8.01 Changes Format to Smaller LecturesBy Daniel C. Stevenson
Associate News Editor
Physics I (8.01), a course taken by approximately 600 freshmen in the fall term, was extensively changed this past summer, according to Professor of Physics Wit Busza, designer of the new course. The lecture and recitation system was restructured, and a new 300-page study guide was written by Busza and Professor Susan Cartwright of Sheffield University in England, to reflect a model used by Princeton University.
Instead of three large lectures and two recitations each week, students will attend two small lectures of 16 students and one large lecture for all of the students. Busza will teach the large lecture, which will include demonstrations and provide "a little bit of a global philosophical outline" for the course, he said.
Another difference is that the new course will not have any graded homework problems, Busza said. "Instead, we monitor your progress through short weekly quizzes which contribute to your final grade," he said.
"The basic idea is that you are in charge of your own learning, while we provide you with the help and resources you will need," Busza said. This way, students can structure the course to take maximum advantage of what they already know and concentrate on material that is new and difficult, he said.

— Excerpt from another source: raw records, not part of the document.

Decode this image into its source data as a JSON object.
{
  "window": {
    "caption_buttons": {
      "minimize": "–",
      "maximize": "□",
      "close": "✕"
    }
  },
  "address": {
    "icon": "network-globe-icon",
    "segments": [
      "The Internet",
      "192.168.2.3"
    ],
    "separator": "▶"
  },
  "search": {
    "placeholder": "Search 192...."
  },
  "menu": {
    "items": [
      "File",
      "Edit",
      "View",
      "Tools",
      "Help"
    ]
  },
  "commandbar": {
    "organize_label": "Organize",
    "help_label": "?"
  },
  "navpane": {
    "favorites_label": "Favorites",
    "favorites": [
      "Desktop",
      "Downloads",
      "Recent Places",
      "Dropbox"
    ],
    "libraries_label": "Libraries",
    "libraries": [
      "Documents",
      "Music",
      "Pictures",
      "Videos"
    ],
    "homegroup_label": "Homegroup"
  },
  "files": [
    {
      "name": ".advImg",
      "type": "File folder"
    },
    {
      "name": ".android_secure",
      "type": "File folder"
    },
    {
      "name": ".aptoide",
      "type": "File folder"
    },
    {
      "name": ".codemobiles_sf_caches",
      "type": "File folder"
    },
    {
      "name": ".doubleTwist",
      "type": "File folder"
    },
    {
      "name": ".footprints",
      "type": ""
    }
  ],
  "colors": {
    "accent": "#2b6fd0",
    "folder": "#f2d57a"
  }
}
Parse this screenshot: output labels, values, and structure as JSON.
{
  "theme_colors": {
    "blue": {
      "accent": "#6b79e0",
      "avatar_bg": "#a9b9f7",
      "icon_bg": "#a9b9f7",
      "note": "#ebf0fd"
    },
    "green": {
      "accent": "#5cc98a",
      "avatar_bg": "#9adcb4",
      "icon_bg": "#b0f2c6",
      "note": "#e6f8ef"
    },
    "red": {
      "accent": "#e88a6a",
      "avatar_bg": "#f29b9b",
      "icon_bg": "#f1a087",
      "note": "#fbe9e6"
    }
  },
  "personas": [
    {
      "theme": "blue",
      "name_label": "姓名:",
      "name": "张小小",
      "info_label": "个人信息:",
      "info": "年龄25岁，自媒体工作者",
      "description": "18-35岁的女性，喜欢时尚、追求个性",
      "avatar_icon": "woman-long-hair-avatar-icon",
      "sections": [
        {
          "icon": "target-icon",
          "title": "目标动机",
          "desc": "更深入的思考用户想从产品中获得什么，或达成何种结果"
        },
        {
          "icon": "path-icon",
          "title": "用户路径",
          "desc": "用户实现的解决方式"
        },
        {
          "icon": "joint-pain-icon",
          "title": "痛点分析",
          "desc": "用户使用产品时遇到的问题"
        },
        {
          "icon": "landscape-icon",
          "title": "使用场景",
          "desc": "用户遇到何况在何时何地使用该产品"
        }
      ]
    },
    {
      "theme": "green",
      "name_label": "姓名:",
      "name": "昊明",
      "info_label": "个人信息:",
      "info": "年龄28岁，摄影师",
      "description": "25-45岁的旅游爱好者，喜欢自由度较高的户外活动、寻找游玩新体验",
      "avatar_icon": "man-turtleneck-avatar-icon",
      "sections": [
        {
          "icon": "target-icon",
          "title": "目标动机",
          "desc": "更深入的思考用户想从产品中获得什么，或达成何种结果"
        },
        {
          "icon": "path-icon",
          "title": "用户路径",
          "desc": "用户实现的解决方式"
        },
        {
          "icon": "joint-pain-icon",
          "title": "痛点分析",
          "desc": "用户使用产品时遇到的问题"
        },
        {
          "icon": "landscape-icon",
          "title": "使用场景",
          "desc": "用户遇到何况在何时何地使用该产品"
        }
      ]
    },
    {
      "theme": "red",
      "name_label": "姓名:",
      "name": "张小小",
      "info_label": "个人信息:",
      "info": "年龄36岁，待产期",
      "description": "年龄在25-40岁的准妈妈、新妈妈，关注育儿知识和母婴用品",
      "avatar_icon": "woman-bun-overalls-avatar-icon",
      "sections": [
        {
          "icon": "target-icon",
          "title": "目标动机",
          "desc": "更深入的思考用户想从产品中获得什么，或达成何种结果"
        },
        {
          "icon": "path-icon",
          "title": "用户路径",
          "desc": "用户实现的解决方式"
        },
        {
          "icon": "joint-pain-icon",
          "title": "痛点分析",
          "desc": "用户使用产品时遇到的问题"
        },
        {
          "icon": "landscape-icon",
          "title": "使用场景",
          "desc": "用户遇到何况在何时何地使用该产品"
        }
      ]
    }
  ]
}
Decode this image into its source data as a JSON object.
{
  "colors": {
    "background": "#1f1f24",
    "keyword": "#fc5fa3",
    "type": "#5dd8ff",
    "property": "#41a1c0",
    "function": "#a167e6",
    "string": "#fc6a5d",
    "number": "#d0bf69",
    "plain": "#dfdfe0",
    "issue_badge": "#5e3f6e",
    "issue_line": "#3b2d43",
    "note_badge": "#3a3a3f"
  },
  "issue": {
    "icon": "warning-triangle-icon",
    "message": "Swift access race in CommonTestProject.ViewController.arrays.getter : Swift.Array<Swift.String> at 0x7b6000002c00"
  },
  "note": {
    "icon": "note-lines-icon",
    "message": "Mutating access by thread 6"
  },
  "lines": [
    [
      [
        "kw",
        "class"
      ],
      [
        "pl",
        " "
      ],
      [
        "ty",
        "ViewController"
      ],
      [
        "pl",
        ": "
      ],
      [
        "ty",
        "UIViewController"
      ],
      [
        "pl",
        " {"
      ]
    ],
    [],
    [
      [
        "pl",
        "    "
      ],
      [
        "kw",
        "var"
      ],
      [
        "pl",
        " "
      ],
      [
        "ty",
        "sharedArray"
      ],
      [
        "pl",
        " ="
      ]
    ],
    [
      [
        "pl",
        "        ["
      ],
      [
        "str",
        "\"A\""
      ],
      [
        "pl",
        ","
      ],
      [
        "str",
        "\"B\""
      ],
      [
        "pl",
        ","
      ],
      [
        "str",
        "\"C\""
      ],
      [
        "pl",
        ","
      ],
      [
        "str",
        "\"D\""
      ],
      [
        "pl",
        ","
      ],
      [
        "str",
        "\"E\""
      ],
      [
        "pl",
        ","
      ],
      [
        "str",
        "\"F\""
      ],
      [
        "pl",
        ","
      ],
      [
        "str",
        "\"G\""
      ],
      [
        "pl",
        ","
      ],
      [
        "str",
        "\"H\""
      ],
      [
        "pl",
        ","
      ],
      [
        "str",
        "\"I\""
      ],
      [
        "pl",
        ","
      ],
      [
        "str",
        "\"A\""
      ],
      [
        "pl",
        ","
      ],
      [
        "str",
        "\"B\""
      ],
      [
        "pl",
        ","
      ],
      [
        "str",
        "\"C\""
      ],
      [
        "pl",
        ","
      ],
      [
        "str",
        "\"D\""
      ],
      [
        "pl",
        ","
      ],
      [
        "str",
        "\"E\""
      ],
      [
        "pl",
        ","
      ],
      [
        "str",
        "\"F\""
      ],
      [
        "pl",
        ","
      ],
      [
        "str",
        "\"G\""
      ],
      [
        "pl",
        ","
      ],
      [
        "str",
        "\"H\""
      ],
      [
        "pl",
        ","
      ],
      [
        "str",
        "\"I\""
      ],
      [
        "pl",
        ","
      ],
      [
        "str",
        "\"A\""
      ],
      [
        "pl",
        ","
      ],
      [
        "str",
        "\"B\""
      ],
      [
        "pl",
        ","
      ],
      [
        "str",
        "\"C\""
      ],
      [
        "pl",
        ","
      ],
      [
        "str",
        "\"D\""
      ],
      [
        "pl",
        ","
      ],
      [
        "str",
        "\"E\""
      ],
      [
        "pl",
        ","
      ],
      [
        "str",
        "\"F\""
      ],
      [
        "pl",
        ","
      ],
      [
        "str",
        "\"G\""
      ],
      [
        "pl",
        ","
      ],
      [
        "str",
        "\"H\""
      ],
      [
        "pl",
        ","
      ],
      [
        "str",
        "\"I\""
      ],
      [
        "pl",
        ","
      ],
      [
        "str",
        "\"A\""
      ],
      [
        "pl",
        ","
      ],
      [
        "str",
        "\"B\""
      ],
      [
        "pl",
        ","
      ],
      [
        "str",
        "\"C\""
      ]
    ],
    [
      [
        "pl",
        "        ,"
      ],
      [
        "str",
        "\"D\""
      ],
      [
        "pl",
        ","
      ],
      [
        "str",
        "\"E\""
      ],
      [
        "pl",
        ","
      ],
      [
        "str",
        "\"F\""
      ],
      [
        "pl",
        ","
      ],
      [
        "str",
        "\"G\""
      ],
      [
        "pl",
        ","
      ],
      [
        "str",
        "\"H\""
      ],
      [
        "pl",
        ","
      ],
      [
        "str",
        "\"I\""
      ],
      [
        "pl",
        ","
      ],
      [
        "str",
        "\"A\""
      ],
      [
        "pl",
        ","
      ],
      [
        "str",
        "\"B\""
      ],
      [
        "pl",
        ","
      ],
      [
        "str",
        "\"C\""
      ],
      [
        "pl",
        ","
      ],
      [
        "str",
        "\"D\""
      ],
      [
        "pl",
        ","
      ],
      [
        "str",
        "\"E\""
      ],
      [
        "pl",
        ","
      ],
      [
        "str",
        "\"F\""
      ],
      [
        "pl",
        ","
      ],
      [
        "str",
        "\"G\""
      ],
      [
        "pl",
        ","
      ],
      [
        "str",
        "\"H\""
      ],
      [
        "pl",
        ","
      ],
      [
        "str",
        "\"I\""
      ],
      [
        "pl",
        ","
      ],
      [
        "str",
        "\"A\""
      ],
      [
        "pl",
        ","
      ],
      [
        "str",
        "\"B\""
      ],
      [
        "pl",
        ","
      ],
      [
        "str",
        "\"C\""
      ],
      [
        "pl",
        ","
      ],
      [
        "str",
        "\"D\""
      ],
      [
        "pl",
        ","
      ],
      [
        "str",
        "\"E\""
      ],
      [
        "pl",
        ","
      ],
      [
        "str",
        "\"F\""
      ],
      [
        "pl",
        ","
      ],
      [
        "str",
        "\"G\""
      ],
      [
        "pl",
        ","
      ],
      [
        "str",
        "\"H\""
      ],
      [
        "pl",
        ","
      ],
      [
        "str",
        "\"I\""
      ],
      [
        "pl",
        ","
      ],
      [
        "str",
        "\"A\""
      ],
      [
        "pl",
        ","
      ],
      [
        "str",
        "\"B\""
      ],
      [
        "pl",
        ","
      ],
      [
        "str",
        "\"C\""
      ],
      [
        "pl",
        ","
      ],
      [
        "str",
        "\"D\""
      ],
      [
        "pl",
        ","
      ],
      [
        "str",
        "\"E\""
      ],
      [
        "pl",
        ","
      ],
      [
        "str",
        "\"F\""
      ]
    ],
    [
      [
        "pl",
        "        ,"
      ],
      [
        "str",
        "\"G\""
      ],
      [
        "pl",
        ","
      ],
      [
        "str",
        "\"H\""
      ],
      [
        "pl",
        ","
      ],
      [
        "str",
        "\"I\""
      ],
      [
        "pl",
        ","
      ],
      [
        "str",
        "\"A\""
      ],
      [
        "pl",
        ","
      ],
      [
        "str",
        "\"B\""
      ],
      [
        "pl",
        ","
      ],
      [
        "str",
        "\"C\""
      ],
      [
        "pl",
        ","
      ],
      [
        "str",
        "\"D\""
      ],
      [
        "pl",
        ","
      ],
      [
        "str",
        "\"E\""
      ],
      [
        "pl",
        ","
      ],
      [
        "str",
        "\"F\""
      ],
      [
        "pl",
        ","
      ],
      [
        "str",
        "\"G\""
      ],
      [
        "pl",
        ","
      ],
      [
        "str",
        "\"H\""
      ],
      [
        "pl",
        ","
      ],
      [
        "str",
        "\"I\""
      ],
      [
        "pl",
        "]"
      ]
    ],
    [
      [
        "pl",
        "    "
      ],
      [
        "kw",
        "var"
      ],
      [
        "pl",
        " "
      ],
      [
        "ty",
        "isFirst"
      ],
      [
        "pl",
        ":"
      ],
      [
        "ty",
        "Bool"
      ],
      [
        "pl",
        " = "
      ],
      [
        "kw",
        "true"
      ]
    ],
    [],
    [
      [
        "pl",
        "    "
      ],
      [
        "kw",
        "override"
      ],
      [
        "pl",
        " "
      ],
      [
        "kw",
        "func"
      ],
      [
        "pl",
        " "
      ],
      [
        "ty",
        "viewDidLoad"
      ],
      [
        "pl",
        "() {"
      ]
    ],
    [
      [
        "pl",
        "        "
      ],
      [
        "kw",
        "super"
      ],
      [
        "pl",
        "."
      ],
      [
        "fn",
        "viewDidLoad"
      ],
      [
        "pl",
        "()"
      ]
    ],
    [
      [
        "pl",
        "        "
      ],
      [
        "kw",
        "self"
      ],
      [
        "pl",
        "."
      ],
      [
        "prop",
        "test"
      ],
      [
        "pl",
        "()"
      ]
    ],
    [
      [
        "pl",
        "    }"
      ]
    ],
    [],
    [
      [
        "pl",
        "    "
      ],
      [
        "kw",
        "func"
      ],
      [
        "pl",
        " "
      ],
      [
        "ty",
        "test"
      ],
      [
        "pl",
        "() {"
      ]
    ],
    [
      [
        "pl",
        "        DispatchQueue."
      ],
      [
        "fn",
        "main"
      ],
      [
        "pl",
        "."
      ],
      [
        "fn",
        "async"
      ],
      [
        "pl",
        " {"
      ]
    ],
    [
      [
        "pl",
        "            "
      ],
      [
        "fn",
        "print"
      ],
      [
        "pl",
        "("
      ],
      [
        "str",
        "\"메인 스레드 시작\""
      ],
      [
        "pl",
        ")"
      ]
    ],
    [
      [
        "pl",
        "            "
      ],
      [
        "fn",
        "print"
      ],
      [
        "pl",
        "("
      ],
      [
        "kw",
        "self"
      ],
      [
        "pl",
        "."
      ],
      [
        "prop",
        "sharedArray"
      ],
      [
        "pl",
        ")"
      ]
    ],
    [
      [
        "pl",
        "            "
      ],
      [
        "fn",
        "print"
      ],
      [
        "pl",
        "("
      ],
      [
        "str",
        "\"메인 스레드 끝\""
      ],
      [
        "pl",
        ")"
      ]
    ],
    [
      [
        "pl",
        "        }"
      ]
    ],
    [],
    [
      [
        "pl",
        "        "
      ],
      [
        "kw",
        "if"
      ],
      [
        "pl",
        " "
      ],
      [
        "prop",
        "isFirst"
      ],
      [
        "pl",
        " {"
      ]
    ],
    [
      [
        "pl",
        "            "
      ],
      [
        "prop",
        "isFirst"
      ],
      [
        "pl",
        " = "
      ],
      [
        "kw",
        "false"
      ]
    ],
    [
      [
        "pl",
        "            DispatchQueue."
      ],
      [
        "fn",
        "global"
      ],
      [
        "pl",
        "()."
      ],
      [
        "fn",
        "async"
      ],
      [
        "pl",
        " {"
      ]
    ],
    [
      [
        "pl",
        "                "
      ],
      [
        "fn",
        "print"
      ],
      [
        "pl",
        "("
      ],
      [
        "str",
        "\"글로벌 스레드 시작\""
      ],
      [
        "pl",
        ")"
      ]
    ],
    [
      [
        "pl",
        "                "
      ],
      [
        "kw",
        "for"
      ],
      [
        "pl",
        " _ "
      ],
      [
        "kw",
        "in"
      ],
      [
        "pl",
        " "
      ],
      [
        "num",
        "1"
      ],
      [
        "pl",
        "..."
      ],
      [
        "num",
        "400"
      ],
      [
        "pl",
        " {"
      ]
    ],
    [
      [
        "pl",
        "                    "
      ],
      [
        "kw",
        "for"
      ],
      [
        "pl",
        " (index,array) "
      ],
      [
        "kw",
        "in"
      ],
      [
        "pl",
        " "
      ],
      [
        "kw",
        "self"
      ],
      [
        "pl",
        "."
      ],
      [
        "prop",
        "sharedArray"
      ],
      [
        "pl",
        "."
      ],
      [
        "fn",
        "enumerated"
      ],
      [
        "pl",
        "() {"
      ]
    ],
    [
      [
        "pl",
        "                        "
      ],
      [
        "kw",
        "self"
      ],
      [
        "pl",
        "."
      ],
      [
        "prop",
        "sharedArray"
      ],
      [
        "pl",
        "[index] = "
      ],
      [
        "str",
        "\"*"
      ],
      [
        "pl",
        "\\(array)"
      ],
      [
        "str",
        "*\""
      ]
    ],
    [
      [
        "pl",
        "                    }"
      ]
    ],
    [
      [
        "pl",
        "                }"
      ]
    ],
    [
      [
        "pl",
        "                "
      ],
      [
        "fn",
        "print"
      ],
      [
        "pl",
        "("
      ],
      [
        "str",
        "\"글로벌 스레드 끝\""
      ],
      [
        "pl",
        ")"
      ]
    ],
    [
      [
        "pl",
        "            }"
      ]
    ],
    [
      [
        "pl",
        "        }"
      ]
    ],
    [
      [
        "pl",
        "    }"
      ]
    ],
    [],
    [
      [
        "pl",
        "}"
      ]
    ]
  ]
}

Another difference is the amount of help available for students, Busza said. Along with the extensive hints and solved problems in the study guide, "every Thursday from 7 p.m. to 9 p.m. a horde of teaching assistants and faculty will be available to help" students with any questions, he said. Students are also encouraged to work together.
The changes to 8.01 will "provide an opportunity for the physics department to influence the MIT experience of all the students and lay a good solid foundation for the rest of their career at MIT," Busza said.
All problems solved
The study guide is designed to help "a complete spectrum of students," Busza said. However, it is not meant to be read cover to cover, he said. The textbook will be the book used in the 8.01L version of 8.01 last year: "University Physics" by Hugh D. Young, which received very good reviews fromstudents, Busza said.
Each unit in the study guide begins with a brief overview and a list of aims "detailing exactly what you're expected to know by the end of the week," according to the guide's introduction.
Following the aims is a set of sample quiz questions, a list of new ideas for the lesson, and a summary explaining the lesson along with cross-references to the textbook.
A set of fully-worked example problems and a set of 10 regular problems are followed by hints for each problem. Finally, complete answers are given to every quiz question, all of the problems, and the hints.
"Every quiz, exam, and final exam problem will all be from the problems" in the study guide, with minor modifications, Busza said.
Evaluation will take the form of nine weekly quizzes and two large review quizzes. Grades will be determined by the top seven of the nine weekly quizzes (35 percent), both review quizzes (25 percent), and a final exam (40 percent), Busza said. The pass/fail mark has already been set at 55 percent, he said.
One concern with the Princeton program is that the course "has become primarily a mechanism for teaching physics problems" and that less time is spent on discussing important concepts, said Princeton Professor Joseph Taylor in an interview last spring.
"To address that concern, we've added a lot of material which tries to explain what science is about using mechanics," Busza said. A major portion of the weekly main lecture will be an explanation of the importance and meaning of the topic in relation to physics and science in general.
A concern raised by Professor of Physics Walter H. G. Lewin, who taught the older version of 8.01 for three of the past four years, was that students would not be able to transfer between their lecture sections. "A large number of students are going to be unhappy," Lewin said in an interview last spring. Forbidding the transfers is an "insult to the students," he said.
However, the classes need to be kept small, Busza said, to make the course effective. "Because of that, there will be little flexibility in switching between lectures," he said.